Stable-phase behavior was analyzed using generalized linear mixed models (GLMMs) in R, with models fit separately for each cohort (Bolker et al., 2009). The high-conflict design of the task forcing a choice between the safety of the platform and the reward at the lever, produced bimodal data distributions. Specifically, many trials resulted in mutually exclusive behavioral outcomes, where an animal either remained on the platform for the entire duration (resulting in 100% platform time and zero bar presses) or committed to reward-seeking by approaching the lever. To properly capture this structure, we selected two-part models that separate the binary choice to engage in a behavior from the subsequent frequency or duration of that behavior (Fisher et al., 2017; Zhu et al., 2017). Based on data characteristics from Cohort 1, four primary dependent variables were modeled

Bar Presses: Modeled using a zero-inflated negative binomial (ZINB) GLMM. The model’s zero-inflation component estimated the probability of a rat not approaching the lever at all within a trial, while the negative binomial component modeled the number of bar presses on trials where it did approach.
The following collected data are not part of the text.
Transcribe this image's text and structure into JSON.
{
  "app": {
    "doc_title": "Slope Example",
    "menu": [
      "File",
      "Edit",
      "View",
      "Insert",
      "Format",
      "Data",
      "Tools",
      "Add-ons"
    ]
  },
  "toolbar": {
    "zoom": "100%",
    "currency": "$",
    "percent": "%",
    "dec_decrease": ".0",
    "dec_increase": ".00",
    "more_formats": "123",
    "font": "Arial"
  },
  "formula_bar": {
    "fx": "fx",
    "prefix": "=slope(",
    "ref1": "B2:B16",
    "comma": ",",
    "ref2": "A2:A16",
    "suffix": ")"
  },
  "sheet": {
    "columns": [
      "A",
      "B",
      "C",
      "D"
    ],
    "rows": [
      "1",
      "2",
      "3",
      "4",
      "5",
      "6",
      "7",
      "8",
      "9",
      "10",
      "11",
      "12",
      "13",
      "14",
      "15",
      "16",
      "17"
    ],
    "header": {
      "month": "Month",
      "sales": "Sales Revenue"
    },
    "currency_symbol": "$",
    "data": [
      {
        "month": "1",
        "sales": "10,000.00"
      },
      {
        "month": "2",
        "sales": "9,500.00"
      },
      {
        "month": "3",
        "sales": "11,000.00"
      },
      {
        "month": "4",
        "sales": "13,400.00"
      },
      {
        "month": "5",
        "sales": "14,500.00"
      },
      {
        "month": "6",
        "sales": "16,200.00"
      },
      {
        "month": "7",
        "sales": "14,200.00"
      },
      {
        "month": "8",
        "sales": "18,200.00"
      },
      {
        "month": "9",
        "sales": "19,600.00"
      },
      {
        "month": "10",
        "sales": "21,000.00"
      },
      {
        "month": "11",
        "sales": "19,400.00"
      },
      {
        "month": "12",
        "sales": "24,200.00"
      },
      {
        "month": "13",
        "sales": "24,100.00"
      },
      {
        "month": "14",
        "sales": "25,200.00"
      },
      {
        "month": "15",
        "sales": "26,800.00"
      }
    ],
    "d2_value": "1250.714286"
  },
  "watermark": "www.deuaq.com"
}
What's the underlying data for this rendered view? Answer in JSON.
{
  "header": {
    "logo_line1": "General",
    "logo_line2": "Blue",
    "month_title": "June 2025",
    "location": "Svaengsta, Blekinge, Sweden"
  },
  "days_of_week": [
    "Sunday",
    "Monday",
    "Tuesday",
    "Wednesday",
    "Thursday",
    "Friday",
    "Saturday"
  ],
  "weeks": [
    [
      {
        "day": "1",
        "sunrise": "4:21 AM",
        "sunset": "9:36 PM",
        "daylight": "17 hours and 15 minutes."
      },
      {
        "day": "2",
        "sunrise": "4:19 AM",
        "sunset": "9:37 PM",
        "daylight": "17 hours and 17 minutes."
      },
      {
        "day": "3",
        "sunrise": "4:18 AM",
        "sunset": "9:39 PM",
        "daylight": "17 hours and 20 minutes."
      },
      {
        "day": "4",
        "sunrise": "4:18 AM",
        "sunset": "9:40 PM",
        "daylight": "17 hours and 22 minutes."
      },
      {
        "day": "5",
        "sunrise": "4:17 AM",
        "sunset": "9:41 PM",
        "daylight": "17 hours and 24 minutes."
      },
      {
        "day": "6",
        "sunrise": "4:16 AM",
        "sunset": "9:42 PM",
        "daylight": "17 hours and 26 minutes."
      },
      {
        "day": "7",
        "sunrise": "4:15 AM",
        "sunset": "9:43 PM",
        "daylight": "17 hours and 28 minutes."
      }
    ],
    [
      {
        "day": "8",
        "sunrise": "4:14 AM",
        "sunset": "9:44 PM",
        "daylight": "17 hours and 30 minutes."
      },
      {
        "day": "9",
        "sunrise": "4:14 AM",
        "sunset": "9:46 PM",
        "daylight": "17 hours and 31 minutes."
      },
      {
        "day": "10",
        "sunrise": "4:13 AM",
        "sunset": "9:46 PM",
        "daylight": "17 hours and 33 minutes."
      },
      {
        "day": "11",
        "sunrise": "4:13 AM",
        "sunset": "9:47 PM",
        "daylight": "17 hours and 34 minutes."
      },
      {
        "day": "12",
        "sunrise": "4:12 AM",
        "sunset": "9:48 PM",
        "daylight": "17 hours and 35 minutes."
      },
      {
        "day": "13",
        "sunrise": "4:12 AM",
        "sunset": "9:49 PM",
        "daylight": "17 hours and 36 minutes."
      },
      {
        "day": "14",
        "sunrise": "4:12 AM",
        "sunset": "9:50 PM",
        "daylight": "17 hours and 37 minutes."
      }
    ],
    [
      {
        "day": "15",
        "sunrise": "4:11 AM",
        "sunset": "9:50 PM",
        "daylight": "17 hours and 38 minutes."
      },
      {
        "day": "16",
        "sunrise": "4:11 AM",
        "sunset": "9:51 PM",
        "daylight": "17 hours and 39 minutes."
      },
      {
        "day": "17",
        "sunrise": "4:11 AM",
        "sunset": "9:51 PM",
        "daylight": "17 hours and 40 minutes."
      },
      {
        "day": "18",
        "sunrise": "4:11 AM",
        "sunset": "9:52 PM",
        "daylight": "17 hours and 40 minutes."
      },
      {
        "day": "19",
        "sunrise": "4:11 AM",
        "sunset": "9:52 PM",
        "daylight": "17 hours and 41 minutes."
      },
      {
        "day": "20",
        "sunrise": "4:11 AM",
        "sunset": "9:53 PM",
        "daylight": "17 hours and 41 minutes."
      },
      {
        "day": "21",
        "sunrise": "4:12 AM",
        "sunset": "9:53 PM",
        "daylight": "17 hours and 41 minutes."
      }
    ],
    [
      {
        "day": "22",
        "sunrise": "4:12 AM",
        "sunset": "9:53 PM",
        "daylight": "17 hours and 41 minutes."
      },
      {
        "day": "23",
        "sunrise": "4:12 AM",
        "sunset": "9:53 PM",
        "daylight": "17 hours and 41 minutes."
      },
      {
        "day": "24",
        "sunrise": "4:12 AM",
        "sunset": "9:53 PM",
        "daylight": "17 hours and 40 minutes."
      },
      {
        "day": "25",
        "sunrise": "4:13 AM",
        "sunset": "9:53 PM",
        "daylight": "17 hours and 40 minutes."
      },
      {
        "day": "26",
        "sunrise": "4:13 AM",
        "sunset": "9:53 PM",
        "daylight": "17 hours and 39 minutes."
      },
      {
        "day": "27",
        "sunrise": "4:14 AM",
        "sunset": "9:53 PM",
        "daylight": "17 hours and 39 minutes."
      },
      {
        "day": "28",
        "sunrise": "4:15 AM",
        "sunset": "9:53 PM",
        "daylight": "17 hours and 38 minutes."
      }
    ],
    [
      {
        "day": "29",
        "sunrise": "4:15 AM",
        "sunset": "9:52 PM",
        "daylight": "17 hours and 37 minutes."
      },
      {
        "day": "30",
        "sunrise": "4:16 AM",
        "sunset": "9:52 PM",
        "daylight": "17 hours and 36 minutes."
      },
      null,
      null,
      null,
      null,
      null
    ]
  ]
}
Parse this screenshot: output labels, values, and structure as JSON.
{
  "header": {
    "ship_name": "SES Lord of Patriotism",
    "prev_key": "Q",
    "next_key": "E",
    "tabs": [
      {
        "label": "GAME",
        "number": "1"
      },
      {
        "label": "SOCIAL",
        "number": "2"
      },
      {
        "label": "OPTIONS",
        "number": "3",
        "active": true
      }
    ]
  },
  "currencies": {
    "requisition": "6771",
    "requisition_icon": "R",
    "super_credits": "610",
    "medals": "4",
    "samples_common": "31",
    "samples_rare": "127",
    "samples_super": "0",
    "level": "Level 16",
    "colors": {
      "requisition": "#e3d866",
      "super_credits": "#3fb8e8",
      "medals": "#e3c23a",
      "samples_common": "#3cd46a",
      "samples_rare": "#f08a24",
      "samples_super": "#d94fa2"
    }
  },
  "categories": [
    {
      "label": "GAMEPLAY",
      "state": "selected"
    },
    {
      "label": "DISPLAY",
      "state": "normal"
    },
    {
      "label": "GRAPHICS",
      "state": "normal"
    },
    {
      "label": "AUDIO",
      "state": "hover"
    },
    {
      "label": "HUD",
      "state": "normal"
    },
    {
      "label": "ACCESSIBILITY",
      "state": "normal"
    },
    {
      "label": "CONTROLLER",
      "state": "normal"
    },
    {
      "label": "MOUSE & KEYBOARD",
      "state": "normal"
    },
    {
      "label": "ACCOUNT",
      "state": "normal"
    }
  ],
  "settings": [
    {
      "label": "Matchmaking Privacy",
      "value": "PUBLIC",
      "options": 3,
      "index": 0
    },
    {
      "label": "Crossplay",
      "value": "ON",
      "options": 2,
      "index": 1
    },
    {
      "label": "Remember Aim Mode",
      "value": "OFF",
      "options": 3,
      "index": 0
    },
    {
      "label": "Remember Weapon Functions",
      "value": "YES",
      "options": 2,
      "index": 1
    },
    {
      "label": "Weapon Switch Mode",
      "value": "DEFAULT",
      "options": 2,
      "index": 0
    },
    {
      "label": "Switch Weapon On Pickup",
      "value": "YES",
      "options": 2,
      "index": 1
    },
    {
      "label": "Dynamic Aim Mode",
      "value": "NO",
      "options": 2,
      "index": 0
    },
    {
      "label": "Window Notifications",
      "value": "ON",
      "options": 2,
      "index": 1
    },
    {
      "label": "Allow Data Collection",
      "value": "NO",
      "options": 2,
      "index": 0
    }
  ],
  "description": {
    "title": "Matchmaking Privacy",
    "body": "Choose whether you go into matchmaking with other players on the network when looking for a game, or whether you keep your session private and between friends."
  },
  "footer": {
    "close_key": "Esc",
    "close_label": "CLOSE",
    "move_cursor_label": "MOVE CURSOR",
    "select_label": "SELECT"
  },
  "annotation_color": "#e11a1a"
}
Proportion of Time on Platform: Modeled using a hurdle-beta GLMM. A binomial model first predicted the probability of spending any time off the platform (hurdle), followed by a beta regression on the proportion of time for trials where the animal did not spend 100% of the time on the platform.

Reward Attentiveness: Modeled using a beta GLMM to analyze the proportion of trial time the animal was oriented toward the reward zone.

Latency to the platform: To assess the timing of the avoidance strategy, we modeled the latency to enter the safe platform zone using a Gamma GLMM with a log link function.

For both proportion-based measures (platform time and attentiveness), values were transformed using the Smithson and Verkuilen (2006) method to fit the open (0,1) interval required for beta regression.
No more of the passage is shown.